200 gms of grated coconut for filling
2 liters milk, boiled and reduced to 2 cup -kheer for filling
50 gms sugar or gur to add to coconut milk cakes for filling
150 gms flour for the batter , 200 ml water for the batter
40 gms ghee for the batter,
pinch of sodium bicarbonate for the batter,
250 gms sugar for syrup,
500 ml water for syrup
ghee for deep frying
To make the syrup
Heat the sugar and water in a pan. Simmer until syrup is of a medium thick consistency. Remove from fire and cool. Syrup should be of soft ball consistency.
To make filling
In a pan, fry the coconut, kheer and sugar together until well blended to make filling. Continue stirring to avoid the filling getting stuck at the bottom of the pan. Remove from fire.
To make the cakes
For 25 cakes divide the coconut-kheer mixture into 25 portions.
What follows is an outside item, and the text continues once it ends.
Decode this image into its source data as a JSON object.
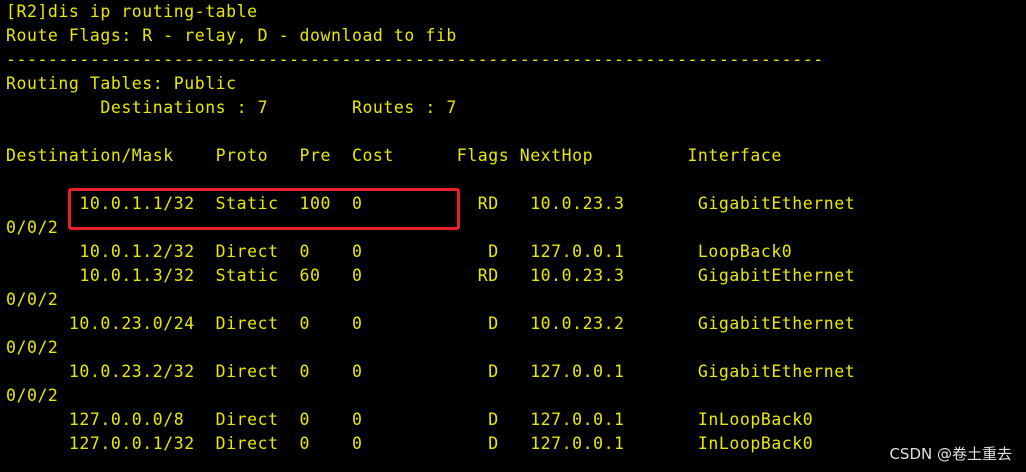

First roll into balls and flatten between the palms to form the cakes. Powder your palms with flour for ease in forming the cakes.
Now make the batter by mixing flour, remaining water, sodium bi carbonate and a little ghee together
Heat ghee in a karai for deep frying. Coat a few coconut-milk cakes at a time in the prepared batter. Deep fry until a rich golden brown colour. Remove from pan with slotted spoon. Drain on paper for a couple of minutes and while still quite hot, immerse in the syrup.